Richard A. Du Val

Richard A. “Dick” Du Val, a resident of Clayton and San Diego, who served as a consultant to the Lab, died on Thursday, Dec. 2, at Kaiser Hospital in Walnut Creek, after a two year battle with cancer. He was 76.

Born Sept. 30, 1934, in New York, his family moved to Massachusetts, then to Virginia when his father rejoined the U.S. Army in 1942.

After World War II, the family moved to Seoul, Korea, then Chicago and Germany, where Du Val attended the Army High School in Nurnberg. Returning to the United States in 1952, he graduated from the chemical engineering program at Massachusetts Institute of Technology in 1956, and then served as an ROTC-commissioned 2nd Lieutenant.

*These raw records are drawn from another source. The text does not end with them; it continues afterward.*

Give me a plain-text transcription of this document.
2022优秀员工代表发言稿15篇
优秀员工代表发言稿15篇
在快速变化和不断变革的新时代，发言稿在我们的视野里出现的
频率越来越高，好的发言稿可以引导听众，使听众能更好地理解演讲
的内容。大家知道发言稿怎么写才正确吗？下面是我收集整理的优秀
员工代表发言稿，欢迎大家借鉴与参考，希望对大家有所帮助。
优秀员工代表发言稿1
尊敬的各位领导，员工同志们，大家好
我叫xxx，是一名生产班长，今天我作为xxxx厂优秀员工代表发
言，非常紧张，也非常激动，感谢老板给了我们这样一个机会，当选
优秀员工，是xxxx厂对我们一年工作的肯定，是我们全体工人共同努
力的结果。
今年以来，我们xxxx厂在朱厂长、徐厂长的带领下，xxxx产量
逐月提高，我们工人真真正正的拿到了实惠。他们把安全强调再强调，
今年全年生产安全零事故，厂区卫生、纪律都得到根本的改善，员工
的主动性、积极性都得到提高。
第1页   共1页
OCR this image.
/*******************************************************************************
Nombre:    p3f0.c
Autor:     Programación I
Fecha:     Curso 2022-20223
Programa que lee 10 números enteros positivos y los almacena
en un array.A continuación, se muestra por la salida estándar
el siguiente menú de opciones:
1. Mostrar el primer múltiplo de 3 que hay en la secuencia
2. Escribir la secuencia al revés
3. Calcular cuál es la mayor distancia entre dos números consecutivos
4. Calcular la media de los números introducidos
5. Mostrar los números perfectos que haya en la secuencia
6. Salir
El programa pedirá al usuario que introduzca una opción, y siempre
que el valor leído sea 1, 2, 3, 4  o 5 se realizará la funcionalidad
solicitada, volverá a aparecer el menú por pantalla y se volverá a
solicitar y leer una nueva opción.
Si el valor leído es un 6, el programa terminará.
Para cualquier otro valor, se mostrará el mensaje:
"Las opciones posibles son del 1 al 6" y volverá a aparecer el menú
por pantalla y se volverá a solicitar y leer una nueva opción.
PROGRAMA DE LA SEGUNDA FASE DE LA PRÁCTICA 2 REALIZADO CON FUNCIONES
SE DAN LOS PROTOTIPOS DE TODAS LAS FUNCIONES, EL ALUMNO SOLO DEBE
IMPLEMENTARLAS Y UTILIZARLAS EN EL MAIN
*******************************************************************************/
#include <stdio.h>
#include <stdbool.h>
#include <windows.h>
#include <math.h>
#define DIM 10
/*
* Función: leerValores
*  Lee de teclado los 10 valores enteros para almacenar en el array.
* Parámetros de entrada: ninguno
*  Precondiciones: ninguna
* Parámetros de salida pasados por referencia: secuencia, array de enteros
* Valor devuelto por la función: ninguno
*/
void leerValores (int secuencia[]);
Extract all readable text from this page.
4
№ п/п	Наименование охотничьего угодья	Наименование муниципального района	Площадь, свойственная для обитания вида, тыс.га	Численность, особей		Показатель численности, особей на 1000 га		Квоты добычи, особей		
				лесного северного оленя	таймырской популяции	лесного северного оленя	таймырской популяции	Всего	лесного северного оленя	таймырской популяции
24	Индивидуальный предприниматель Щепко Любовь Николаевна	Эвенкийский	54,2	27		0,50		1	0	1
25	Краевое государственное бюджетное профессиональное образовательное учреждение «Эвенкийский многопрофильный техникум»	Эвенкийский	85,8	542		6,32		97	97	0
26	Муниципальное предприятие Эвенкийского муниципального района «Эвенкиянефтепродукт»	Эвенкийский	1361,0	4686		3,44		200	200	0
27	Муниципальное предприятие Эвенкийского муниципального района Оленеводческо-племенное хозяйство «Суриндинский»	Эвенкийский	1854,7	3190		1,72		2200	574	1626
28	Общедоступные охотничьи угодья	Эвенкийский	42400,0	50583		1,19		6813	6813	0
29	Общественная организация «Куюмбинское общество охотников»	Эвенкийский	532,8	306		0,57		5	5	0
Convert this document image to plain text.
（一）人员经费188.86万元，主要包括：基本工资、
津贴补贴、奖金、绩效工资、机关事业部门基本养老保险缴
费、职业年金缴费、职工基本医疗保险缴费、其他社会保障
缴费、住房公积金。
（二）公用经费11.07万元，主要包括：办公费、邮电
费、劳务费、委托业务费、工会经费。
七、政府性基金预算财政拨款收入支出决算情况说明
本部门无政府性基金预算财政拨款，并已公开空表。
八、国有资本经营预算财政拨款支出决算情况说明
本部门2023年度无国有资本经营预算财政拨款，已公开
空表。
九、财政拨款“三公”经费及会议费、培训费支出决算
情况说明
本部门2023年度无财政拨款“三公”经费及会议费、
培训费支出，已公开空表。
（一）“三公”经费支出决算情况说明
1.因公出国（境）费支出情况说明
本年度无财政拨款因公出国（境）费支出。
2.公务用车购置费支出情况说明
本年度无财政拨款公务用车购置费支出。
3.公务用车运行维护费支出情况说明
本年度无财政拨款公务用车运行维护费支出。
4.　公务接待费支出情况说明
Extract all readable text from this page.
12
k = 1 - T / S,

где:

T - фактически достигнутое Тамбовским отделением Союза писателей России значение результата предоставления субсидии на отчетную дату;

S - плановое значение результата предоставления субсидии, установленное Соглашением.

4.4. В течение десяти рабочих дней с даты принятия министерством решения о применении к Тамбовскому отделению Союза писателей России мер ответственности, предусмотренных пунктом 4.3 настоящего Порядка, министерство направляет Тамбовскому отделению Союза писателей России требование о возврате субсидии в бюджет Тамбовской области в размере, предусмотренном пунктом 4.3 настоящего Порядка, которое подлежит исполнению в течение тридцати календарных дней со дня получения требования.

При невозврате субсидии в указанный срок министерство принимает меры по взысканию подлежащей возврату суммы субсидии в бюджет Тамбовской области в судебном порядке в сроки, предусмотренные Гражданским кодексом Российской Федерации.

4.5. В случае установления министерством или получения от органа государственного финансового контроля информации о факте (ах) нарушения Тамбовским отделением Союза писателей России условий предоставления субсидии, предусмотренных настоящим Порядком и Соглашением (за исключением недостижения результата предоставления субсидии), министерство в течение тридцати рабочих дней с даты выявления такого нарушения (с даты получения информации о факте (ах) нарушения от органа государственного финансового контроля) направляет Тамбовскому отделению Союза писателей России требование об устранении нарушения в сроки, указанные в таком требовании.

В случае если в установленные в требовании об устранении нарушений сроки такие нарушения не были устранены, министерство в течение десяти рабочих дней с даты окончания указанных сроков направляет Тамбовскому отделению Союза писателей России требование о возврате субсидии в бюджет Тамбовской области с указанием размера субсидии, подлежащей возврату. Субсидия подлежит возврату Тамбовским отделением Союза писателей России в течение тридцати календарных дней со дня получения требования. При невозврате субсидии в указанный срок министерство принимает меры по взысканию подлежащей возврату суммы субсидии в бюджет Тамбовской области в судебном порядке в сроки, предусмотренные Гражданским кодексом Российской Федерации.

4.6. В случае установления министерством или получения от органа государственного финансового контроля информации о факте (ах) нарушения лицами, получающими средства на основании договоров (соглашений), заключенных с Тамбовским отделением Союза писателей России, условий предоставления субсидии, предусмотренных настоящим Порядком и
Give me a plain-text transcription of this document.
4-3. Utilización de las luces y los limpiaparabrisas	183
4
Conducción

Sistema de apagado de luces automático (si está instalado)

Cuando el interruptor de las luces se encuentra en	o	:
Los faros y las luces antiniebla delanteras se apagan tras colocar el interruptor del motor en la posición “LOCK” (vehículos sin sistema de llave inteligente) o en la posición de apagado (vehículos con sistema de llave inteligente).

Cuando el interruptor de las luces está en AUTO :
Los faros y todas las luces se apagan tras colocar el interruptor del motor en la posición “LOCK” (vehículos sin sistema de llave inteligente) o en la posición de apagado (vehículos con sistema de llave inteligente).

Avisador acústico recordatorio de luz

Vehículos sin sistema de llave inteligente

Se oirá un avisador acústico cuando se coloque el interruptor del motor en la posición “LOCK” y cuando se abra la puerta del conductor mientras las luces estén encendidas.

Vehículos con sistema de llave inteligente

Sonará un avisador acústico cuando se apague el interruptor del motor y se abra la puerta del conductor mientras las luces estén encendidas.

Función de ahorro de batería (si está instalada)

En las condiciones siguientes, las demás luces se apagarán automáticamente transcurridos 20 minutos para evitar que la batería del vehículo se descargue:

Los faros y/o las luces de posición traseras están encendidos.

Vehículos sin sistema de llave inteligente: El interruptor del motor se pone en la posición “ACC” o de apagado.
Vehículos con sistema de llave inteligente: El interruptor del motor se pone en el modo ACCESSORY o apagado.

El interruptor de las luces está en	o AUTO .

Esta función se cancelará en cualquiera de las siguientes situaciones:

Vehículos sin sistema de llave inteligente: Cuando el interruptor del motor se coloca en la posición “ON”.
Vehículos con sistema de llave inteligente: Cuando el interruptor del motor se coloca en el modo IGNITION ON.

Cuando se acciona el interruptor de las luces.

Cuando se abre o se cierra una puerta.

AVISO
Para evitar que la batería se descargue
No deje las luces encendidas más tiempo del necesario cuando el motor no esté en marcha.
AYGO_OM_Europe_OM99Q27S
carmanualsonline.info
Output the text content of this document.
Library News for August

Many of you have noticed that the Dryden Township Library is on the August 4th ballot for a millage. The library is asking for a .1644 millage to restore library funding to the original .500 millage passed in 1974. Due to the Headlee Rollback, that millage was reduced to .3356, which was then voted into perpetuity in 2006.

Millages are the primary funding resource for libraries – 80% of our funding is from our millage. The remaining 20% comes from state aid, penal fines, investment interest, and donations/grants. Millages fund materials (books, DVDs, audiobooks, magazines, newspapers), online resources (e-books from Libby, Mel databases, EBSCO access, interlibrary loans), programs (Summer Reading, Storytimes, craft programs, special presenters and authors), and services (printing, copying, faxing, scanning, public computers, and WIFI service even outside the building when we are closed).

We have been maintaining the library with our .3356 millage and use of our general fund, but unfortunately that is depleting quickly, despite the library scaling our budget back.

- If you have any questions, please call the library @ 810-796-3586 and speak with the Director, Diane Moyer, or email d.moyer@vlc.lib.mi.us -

Du Val gained presidential recognition as a meritorious executive of the U.S. government senior executive service and went on to serve as adviser to both the United States and British nuclear weapons programs.

He was a member of the Corps of Engineers, U.S. Army Reserve, retiring as a Lt. Colonel.

He was assigned to the Atomic Energy Commission's (AEC) Army Nuclear Power Program at Ft. Belvoir where he began his lifelong association with atomic energy.  He was hired by the AEC as project manager for the first space nuclear reactor project -SNAP 10A.

Moving to the AEC's San Francisco Operations Office in 1972, he began a succession of management assignments culminating with his appointment as manager in 1984. In 1988, he was assigned to the U.S. Department of Energy headquarters n Washington, D. C. as special assistant to the deputy secretary of energy, then as principal deputy assistant secretary of defense programs.

Upon his retirement from federal service in 1990, he became a consultant to a British consortium, relocating to England in 1991.

He then returned to the United States and consulted with a number of U.S. firms, including the University of California, Office of the President. Most recently he was a consultant to LLNL.

Du Val also was recognized by the Boy Scouts of America for his many years of service as a cub, scout, council and regional leader.

He is preceded in death by his wife, Mary, who died of a stroke in 1998 in England.

He is survived by his four children, Scott, Robert, Karen Skillman and Elaine; four grandchildren; six great-grandchildren, and his brother Ronald.

Visitation will be from 4-8 p.m., on Thursday, Dec. 9, at Ouimet Bros. Concord Funeral Chapel, 4125 Clayton Road., Concord. The vigil service will be at 10:30 a.m. Friday, Dec. 10, followed by the celebration of the funeral liturgy at 11 a.m. at St. Bonaventure Catholic Church, 5562 Clayton Road, Concord.  Interment will follow at Oakmont Memorial Park, Lafayette.

Contributions be made to the “Friends of Kew Foundation,” Royal Botanical Gardens, Kew, Richmond, Surrey, TW9 3AB.